One frequently proclaimed advantage of single-payer health care is its potential to reduce administrative costs, but new Vancouver School of Economics research calls that assumption into question.
The study, published this week in Health Affairs, analyzed a novel dataset to develop measures of how complex the billing process is for physicians interacting with insurers in the United States health care system.
"These results are dramatic and striking," said Joshua Gottlieb, one of the study's authors and associate professor at the VSE. "Conventional wisdom held that it should be more challenging for doctors to bill private insurers. Yet, when it comes to Medicaid, our results show the opposite."
Gottlieb and his coauthors were able to measure the complexity of billing Medicare, Medicaid, and private insurers while controlling for differences in physicians' billing ability and the complexity of the patient.
They found Medicaid was two to three times as difficult as Medicare or private insurance for doctors to bill. Medicaid managed care programs-those were states pay fixed annual fees to private insurers who insure Medicaid patients-had slightly lower billing complexity than state-run fee-for-service Medicaid.
The study evaluated 44 million claims from 68,000 physicians, worth a total of $8.4 billion.

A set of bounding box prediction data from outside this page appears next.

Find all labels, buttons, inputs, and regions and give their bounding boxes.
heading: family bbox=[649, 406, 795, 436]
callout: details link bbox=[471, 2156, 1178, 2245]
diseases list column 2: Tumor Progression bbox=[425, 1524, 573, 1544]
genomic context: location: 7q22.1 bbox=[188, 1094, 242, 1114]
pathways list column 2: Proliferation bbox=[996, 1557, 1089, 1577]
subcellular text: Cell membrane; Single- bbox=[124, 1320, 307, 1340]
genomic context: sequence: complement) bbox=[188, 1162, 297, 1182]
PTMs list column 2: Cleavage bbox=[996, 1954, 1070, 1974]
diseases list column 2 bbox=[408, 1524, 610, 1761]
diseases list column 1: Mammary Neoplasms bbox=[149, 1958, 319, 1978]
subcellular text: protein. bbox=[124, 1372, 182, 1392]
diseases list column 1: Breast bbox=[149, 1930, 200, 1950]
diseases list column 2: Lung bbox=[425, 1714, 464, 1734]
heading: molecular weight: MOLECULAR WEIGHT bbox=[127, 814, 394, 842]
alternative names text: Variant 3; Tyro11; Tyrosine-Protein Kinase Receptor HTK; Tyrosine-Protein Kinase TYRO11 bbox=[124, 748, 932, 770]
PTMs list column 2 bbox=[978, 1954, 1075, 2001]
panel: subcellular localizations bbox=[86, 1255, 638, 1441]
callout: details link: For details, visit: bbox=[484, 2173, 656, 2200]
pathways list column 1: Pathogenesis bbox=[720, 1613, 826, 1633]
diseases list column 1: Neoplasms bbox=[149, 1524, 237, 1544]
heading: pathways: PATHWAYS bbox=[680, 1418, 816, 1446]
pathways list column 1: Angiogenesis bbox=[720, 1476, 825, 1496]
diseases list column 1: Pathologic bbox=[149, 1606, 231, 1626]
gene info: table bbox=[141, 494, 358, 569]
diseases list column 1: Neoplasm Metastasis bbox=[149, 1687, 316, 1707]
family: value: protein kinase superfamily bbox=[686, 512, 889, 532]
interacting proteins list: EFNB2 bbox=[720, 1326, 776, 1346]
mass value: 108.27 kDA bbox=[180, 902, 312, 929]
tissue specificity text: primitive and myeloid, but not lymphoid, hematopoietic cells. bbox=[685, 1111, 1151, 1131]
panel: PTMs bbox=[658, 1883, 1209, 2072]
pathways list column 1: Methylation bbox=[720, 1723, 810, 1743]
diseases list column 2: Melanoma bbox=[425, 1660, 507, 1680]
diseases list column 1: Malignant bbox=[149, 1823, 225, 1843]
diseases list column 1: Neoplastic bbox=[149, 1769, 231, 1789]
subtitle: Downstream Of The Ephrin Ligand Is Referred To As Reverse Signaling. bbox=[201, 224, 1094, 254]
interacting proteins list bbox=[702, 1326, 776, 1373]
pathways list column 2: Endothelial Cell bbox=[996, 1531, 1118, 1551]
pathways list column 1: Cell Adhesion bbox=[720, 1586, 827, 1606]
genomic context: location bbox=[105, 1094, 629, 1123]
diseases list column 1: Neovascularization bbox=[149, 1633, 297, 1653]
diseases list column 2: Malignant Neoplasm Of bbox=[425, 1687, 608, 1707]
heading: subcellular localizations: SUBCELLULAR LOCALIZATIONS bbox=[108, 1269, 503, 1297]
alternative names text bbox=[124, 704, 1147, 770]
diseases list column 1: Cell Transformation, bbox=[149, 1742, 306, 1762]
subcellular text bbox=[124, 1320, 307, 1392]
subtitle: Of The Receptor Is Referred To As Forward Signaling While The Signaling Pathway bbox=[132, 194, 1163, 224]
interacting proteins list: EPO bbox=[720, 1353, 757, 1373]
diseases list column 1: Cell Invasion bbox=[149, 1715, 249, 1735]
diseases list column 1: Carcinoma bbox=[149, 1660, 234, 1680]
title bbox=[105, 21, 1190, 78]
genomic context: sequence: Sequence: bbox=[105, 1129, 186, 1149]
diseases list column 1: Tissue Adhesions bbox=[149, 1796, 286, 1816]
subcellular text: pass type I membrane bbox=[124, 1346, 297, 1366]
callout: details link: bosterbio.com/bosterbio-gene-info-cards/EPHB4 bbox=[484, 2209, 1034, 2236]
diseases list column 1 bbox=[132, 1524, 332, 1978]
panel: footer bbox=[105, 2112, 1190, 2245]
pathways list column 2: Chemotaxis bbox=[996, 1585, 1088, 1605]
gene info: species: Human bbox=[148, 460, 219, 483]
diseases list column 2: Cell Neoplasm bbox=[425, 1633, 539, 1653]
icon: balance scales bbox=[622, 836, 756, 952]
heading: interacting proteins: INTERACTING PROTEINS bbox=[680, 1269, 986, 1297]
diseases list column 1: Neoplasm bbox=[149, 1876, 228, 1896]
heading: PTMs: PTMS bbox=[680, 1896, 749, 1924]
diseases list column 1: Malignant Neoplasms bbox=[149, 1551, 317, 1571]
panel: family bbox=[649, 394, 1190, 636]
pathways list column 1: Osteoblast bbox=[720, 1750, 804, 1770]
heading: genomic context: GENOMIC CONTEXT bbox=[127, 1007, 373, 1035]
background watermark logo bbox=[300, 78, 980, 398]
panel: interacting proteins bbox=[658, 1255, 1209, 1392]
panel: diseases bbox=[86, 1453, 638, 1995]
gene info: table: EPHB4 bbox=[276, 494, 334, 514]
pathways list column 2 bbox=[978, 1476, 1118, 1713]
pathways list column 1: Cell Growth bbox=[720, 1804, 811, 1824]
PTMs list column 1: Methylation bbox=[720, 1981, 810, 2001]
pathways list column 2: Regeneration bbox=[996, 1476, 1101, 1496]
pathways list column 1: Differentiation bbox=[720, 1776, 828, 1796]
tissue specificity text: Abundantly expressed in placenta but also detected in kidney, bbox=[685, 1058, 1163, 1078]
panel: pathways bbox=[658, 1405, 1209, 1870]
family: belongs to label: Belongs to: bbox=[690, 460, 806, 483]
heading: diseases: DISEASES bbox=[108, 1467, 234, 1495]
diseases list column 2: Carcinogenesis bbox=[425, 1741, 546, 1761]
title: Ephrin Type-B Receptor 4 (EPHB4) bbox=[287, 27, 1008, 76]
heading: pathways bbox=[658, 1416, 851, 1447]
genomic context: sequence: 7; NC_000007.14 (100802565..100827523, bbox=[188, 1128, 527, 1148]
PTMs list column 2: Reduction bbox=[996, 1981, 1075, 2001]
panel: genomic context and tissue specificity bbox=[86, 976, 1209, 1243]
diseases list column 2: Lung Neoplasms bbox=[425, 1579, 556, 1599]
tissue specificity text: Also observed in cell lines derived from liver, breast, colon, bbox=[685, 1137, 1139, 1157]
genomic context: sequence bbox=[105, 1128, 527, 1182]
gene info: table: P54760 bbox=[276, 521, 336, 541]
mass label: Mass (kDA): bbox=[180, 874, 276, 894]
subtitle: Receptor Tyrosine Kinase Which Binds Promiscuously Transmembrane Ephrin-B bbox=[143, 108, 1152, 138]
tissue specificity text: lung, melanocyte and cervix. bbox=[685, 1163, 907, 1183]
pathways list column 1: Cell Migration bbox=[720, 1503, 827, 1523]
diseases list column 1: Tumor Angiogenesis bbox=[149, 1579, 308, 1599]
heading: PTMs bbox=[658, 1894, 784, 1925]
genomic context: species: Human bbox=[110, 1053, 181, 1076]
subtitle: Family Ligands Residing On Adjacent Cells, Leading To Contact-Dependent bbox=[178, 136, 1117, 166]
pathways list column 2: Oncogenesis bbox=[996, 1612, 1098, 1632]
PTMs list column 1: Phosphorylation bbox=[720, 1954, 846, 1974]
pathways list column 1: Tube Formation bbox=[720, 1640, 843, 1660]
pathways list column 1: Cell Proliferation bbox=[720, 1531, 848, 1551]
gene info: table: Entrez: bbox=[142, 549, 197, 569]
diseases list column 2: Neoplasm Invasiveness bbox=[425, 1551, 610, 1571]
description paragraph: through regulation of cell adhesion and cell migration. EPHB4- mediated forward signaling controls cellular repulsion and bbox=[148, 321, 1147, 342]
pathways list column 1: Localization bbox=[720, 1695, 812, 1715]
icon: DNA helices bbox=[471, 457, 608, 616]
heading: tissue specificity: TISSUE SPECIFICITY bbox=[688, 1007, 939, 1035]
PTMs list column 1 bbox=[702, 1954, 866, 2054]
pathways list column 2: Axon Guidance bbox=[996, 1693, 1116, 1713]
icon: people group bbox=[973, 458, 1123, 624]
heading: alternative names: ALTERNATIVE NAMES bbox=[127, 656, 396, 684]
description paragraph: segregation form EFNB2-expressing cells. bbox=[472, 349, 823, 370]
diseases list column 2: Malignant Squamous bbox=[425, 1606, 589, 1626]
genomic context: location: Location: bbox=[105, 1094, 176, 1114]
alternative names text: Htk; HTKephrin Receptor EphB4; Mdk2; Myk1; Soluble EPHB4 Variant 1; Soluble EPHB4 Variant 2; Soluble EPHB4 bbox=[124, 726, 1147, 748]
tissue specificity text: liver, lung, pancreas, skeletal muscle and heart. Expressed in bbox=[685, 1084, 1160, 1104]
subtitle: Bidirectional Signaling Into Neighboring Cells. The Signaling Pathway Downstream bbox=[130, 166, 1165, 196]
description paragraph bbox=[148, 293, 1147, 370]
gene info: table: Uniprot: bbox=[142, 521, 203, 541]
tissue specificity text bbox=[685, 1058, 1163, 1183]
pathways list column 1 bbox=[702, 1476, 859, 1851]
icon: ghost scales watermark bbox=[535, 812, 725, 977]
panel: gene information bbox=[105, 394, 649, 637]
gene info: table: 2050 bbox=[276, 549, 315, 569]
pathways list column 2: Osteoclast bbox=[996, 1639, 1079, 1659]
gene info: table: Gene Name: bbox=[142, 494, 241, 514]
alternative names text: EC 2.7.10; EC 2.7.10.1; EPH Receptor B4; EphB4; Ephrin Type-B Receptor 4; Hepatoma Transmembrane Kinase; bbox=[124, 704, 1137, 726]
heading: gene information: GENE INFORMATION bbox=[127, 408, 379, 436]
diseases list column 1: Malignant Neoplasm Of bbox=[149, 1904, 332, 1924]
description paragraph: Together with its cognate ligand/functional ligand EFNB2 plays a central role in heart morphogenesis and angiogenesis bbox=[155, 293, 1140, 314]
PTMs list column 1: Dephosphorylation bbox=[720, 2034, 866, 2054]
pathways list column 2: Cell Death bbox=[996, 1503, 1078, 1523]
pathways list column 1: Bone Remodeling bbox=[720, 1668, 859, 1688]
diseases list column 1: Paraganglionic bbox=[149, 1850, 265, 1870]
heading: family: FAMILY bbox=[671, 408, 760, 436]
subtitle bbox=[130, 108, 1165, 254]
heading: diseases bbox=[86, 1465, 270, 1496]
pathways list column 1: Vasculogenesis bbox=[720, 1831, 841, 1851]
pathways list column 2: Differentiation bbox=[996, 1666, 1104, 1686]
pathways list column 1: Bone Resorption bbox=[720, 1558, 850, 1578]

In total, the authors estimate that the disputed bills amount to $54 billion annually across all insurers, and $11 billion could be saved if all billing efficiency were improved to the best level observed in the data.
The study also found billing complexity is decreasing over time, especially for Medicaid. The researchers aid this is good news, as it could encourage more physicians to treat Medicaid patients.
"For a health care system that spends so much money on administrative costs, from 15 to 30 per cent according to previous studies, this decline is an important cause for optimism," said Gottlieb. "Further work needs to be done to explore the reasons for this change."
The study, "The Complexity of Billing And Paying for Physician Care", was published yesterday in Health Affairs. Gottlieb's coauthors are Adam Hale Shapiro, research advisor at the Federal Reserve Bank of San Francisco, and Abe Dunn, assistant chief economist in the Office of the Chief Economist, Bureau of Economic Analysis, Department of Commerce in Washington, D.C.
The study measured complexity using multiple metrics: the rates of claim denial and non-payment, and the number of interactions required for the physician and insurer to resolve the claim. The study also measured the amount of money disputed between the physician and insurer.